I went through a period in my life when I didn’t really care for Chinky food. It wasn’t so much that I didn’t like it, because let’s face it, what’s not to like? I think it was simply a reflection of feeling ashamed about being associated with food that seemed weird or smelly to the sensitive palates of (some) white folks. I guess I didn’t want to be seen as the Chinky guy who liked to eat that weird, smelly Chinky food. Plus, there was a dark period in my life whenever I was at a Chinky restaurant, someone would invariably ask me how long the wait was and I got tired of explaining that I didn’t work there.
Nowadays, I don’t care what the Whitey McWhitersons think about who I am or what I eat. When it comes to weird, smelly food, I say the weirder and smellier it is, the better. Plus, now when I’m asked how long the wait is at a Chinky restaurant, I tell people the wait is three and a half hours, take down their names, and then snag their tables.
As Chinky world cuisines go, the Busy-Lazy family tends to avoid Chinese food, mostly because Chinese food in the Northeast sucks balls. But there are myriad other great choices out here that we love, Korean and Vietnamese being our all-time favorites. We recently rediscovered Thai cuisine, which we hadn’t really been eating for unexplained reasons. Since we’ve been on our gluten-free kick, we’ve found that Thai food offers a panoply of delicious dishes that don’t include wheat products.

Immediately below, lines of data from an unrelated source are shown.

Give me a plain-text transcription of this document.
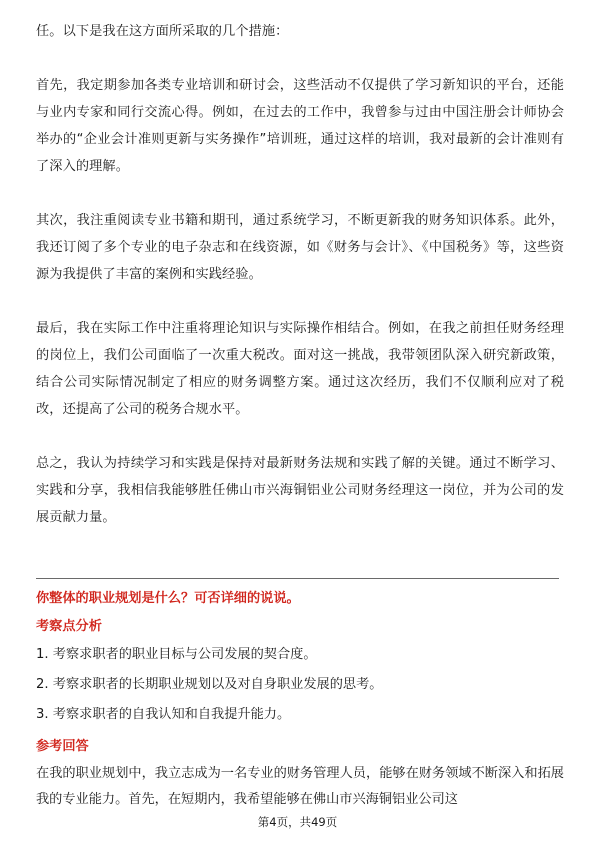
任。以下是我在这方面所采取的几个措施：

首先，我定期参加各类专业培训和研讨会，这些活动不仅提供了学习新知识的平台，还能与业内专家和同行交流心得。例如，在过去的工作中，我曾参与过由中国注册会计师协会举办的“企业会计准则更新与实务操作”培训班，通过这样的培训，我对最新的会计准则有了深入的理解。

其次，我注重阅读专业书籍和期刊，通过系统学习，不断更新我的财务知识体系。此外，我还订阅了多个专业的电子杂志和在线资源，如《财务与会计》、《中国税务》等，这些资源为我提供了丰富的案例和实践经验。

最后，我在实际工作中注重将理论知识与实际操作相结合。例如，在我之前担任财务经理的岗位上，我们公司面临了一次重大税改。面对这一挑战，我带领团队深入研究新政策，结合公司实际情况制定了相应的财务调整方案。通过这次经历，我们不仅顺利应对了税改，还提高了公司的税务合规水平。

总之，我认为持续学习和实践是保持对最新财务法规和实践了解的关键。通过不断学习、实践和分享，我相信我能够胜任佛山市兴海铜铝业公司财务经理这一岗位，并为公司的发展贡献力量。

你整体的职业规划是什么？可否详细的说说。

考察点分析

1. 考察求职者的职业目标与公司发展的契合度。

2. 考察求职者的长期职业规划以及对自身职业发展的思考。

3. 考察求职者的自我认知和自我提升能力。

参考回答

在我的职业规划中，我立志成为一名专业的财务管理人员，能够在财务领域不断深入和拓展我的专业能力。首先，在短期内，我希望能够在佛山市兴海铜铝业公司这

第4页，共49页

After two failed attempts, we were finally able to have a meal at Origin, a terrific French Thai restaurant that’s a few towns West from our house. I had lunch there with the boy a few weeks ago, and we really liked the place, so I wanted busy daddy to try it out.

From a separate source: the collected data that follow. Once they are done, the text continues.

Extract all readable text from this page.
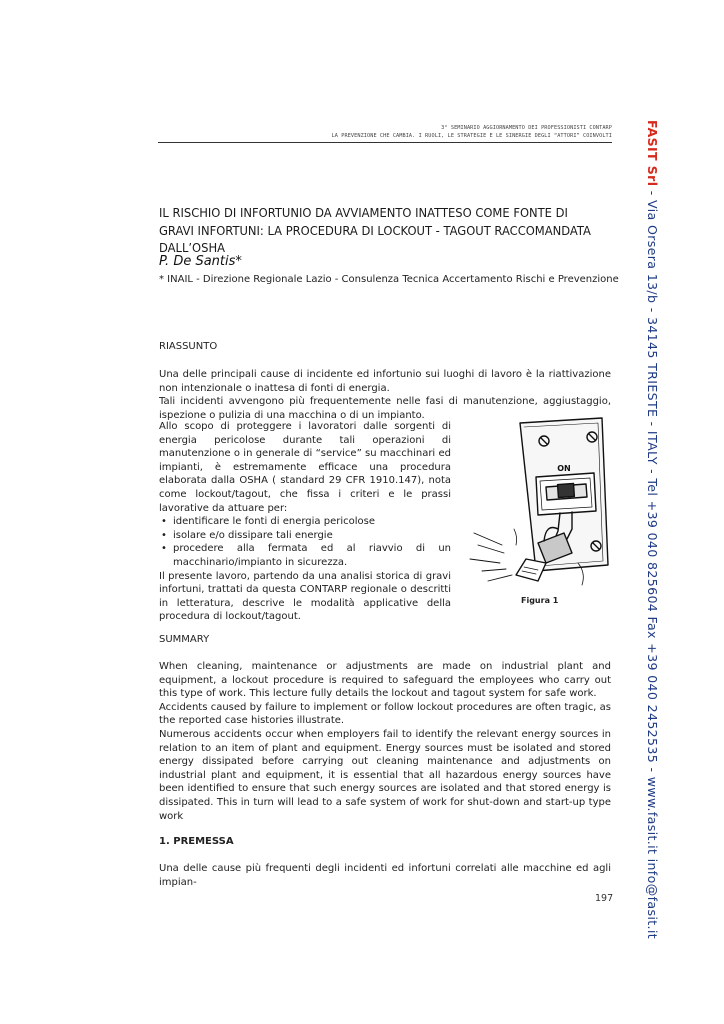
3° SEMINARIO AGGIORNAMENTO DEI PROFESSIONISTI CONTARP
LA PREVENZIONE CHE CAMBIA. I RUOLI, LE STRATEGIE E LE SINERGIE DEGLI “ATTORI” COINVOLTI
IL RISCHIO DI INFORTUNIO DA AVVIAMENTO INATTESO COME FONTE DI
GRAVI INFORTUNI: LA PROCEDURA DI LOCKOUT - TAGOUT RACCOMANDATA DALL’OSHA
P. De Santis*
* INAIL - Direzione Regionale Lazio - Consulenza Tecnica Accertamento Rischi e Prevenzione
RIASSUNTO

Una delle principali cause di incidente ed infortunio sui luoghi di lavoro è la riattivazione non intenzionale o inattesa di fonti di energia.

Tali incidenti avvengono più frequentemente nelle fasi di manutenzione, aggiustaggio, ispezione o pulizia di una macchina o di un impianto.

Allo scopo di proteggere i lavoratori dalle sorgenti di energia pericolose durante tali operazioni di manutenzione o in generale di “service” su macchinari ed impianti, è estremamente efficace una procedura elaborata dalla OSHA ( standard 29 CFR 1910.147), nota come lockout/tagout, che fissa i criteri e le prassi lavorative da attuare per:

• identificare le fonti di energia pericolose

• isolare e/o dissipare tali energie

• procedere alla fermata ed al riavvio di un macchinario/impianto in sicurezza.

Il presente lavoro, partendo da una analisi storica di gravi infortuni, trattati da questa CONTARP regionale o descritti in letteratura, descrive le modalità applicative della procedura di lockout/tagout.

ON
Figura 1
SUMMARY

When cleaning, maintenance or adjustments are made on industrial plant and equipment, a lockout procedure is required to safeguard the employees who carry out this type of work. This lecture fully details the lockout and tagout system for safe work.

Accidents caused by failure to implement or follow lockout procedures are often tragic, as the reported case histories illustrate.

Numerous accidents occur when employers fail to identify the relevant energy sources in relation to an item of plant and equipment. Energy sources must be isolated and stored energy dissipated before carrying out cleaning maintenance and adjustments on industrial plant and equipment, it is essential that all hazardous energy sources have been identified to ensure that such energy sources are isolated and that stored energy is dissipated. This in turn will lead to a safe system of work for shut-down and start-up type work

1. PREMESSA

Una delle cause più frequenti degli incidenti ed infortuni correlati alle macchine ed agli impian-

197
FASIT Srl - Via Orsera 13/b - 34145 TRIESTE - ITALY - Tel +39 040 825604 Fax +39 040 2452535 - www.fasit.it info@fasit.it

Our dinner tonight didn’t disappoint. The boy had chicken satay and tom ka gai soup, while busy daddy had the spicy beef salad and pad see ew noodles. I had lemongrass and basil-infused mussels (the best thing on the menu) and wild boar with baby bok choy and vegetables. All delicious, plus a little bit weird and a little bit smelly. And despite the fact that the restaurant was packed (with white folks, I might add), no one asked me how long the wait for a table would be.